First, it should be noted that the most severe form of BMD loss did not translate into a smaller effect when therapy was introduced [27]. Additionally, the longest follow-up period of the first investigation described (96 weeks) demonstrates a significant improvement in bone density, not only in the lumbar zone as in other studies, but also at the femoral level [26]. The lack of improvement in BMD at the femoral level in studies with a shorter follow-up period [27,28] suggests a slower recuperation in cases of hip osteoporosis and the consequent necessity of a longer treatment period. Finally, our study evaluated treatment exclusively with alendronate, without calcium and without vitamin D, in order to avoid increasing the number of pills in patients' daily medication regimens [26]. Nevertheless, treatment with alendronate, together with dietary calcium, was sufficient to demonstrate a rapid and significant BMD recovery.
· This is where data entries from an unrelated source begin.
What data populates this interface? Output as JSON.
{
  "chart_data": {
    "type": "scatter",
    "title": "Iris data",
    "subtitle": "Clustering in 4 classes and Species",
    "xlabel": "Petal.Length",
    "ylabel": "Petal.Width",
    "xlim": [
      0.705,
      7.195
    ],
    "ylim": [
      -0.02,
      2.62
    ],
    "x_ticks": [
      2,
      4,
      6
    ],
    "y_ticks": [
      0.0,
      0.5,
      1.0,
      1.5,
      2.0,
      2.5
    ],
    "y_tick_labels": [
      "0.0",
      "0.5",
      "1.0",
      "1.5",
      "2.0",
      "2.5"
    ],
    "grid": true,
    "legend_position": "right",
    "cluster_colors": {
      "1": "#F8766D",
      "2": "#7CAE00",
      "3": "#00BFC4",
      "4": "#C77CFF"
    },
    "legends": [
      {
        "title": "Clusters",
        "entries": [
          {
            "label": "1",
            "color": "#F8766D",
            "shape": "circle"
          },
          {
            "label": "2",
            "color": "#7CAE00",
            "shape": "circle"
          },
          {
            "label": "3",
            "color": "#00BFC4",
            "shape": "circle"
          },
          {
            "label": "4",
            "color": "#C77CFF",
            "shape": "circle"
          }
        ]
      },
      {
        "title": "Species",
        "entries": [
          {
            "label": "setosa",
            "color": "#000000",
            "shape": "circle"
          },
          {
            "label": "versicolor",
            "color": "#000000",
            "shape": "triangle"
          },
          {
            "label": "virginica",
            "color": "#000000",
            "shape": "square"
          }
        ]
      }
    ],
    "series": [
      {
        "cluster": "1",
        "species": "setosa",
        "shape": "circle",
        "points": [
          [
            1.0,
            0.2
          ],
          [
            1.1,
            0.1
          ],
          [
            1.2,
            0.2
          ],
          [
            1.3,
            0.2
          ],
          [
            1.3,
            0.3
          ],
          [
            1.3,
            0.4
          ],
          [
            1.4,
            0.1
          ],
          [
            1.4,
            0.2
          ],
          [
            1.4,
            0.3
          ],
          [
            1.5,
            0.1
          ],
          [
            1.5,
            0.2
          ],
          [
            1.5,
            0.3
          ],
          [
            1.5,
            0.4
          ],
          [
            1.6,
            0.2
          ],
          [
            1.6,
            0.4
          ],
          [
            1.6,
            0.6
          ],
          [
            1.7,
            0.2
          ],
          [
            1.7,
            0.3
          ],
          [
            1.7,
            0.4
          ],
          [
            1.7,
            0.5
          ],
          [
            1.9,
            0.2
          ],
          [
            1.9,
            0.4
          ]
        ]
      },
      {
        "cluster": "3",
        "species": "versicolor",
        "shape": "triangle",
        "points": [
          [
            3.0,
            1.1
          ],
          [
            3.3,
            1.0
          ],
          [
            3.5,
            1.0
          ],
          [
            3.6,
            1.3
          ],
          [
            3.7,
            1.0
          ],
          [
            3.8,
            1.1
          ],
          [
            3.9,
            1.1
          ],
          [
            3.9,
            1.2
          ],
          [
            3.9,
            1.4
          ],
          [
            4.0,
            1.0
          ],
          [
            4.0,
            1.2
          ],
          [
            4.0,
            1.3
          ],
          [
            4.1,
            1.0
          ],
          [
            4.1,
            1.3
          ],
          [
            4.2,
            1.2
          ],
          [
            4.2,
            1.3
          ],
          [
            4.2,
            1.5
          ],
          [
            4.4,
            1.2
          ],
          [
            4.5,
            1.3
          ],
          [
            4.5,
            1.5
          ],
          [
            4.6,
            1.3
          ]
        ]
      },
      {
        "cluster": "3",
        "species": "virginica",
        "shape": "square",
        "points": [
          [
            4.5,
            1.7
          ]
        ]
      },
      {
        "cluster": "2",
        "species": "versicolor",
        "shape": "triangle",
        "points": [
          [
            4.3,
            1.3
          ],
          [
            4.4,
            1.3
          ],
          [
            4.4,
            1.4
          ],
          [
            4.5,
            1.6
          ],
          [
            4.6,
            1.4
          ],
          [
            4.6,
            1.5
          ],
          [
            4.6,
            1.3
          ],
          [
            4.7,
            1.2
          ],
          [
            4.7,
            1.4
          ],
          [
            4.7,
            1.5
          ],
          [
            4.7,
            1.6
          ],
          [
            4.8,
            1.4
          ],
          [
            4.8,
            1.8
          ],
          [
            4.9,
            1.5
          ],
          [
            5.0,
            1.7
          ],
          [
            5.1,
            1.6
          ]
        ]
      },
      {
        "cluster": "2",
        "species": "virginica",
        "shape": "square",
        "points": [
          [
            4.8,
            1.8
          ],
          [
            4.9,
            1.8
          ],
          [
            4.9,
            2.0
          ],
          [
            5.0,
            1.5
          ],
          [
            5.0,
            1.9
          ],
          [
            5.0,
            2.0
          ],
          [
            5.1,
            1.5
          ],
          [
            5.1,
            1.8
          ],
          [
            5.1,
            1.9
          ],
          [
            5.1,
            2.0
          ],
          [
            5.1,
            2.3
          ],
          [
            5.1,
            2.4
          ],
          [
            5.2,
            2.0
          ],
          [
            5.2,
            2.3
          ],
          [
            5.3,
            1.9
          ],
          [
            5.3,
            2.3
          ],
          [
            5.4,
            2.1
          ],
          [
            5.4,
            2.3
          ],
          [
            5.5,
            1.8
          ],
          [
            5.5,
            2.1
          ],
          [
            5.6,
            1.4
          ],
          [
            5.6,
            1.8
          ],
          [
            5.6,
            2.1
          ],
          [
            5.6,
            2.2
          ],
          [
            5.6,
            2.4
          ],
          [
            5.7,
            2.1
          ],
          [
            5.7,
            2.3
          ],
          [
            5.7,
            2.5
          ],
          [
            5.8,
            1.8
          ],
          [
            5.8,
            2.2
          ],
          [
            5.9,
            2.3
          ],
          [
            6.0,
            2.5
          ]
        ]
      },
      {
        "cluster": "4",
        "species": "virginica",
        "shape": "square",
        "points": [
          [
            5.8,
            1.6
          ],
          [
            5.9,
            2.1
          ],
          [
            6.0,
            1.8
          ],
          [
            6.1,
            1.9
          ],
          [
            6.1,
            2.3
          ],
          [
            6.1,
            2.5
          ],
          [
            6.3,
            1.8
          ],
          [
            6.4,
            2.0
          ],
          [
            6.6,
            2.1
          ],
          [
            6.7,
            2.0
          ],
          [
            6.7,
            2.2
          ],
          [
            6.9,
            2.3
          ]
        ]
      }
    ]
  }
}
Continuous nutritional counselling, thereby ensuring an adequate daily calcium and vitamin D intake, would not only contribute to the recovery of bone mass in those cases in which the pathology is evident, but also would slow the process of bone loss, especially considering the generally insufficient intake of dairy products in the adult population. However, more trials are necessary in order to determine whether calcium and vitamin D have a supplementary benefit when used with biphosphonates to treat osteoporosis, as in the HIV-negative population.
 
On the other hand, data on experience with the use of other drugs that are indicated for the treatment of osteoporosis in the general population do not exist for the seropositive population. More specifically, treatment with raloxiphene, a selective modulator of the estrogen receptor used in postmenopausal women, should be evaluated in HIV-infected women, taking into consideration its interactions with cytochrome P450. Finally, treatment with testosterone in eugonadal men with BMD loss associated with weight loss [32] should be also investigated. However, for the moment its use should be indicated exclusively for cases of hypogonadism.